To find the eigenvalues, we set up the equation \(\text{det}(A - \lambda I) = 0\), where \(I\) is the identity matrix of the same dimension as A. The determinant of the matrix \(A - \lambda I\) gives us a polynomial, and the roots of this polynomial are the eigenvalues. Calculating the eigenvalues is crucial because it informs us about the invariant directions under the transformation implied by matrix A.

In the provided exercise, we confirm that the eigenvalue \(\lambda = 5\) is indeed a valid solution by solving for \(\lambda\) in the characteristic polynomial that results from \(\text{det}(A - \lambda I) = 0\).

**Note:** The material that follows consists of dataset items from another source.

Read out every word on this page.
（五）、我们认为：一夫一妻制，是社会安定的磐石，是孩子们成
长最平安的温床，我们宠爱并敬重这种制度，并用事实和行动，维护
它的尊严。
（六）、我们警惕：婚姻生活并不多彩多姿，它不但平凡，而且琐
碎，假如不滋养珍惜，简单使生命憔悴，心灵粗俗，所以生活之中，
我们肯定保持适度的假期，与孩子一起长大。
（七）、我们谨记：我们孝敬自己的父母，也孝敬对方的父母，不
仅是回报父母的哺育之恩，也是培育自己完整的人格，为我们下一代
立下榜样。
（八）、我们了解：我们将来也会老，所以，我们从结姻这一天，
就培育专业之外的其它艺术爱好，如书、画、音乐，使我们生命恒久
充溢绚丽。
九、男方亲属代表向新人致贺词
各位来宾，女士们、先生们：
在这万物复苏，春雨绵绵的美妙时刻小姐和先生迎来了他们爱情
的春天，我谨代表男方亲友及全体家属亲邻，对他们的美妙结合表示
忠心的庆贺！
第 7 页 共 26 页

After we have computed the eigenvalues of the matrix, the next step is to find the corresponding eigenvectors. An eigenvector associated with a particular eigenvalue is a nonzero vector \(\textbf{x}\) that satisfies the equation \(A\textbf{x} = \lambda\textbf{x}\). To determine these eigenvectors, we solve the homogeneous equation \(\left(A - \lambda I\right)\textbf{x} = \textbf{0}\), where \(\lambda\) is an eigenvalue of A and \(\textbf{0}\) represents the zero vector.

The system of equations that results from this operation may have infinitely many solutions, and we often express these solutions in terms of free variables, indicating that any scalar multiples of these solutions are also eigenvectors. In the specific exercise, we take \(\lambda = 5\) and solve for \(\textbf{x}\), leading us to the eigenvectors that span the eigenspace corresponding to the eigenvalue \(\lambda\).

Homogeneous linear equations are systems of linear equations where all of the constant terms are zero, which can be denoted as \(A\textbf{x} = \textbf{0}\). These systems have a guaranteed solution, which is the trivial solution \(\textbf{x} = \textbf{0}\). However, when the determinant of A is zero, there are also non-trivial solutions, meaning there are eigenvectors associated with the eigenvalue \(\lambda = 0\) in the case of eigenvalue problems.

The steps to find the general solution of a homogeneous system involve reducing the system to its simplest form through row operations and identifying the relationships among the variables. As seen in the exercise, after identifying that one equation was a scalar multiple of another, we were able to reduce the system allowing us to find the relationships between the variables \(x_1\), \(x_2\), and \(x_3\). Understanding homogeneous linear equations is fundamental in linear algebra since they appear frequently in different contexts, including the study of eigenvectors.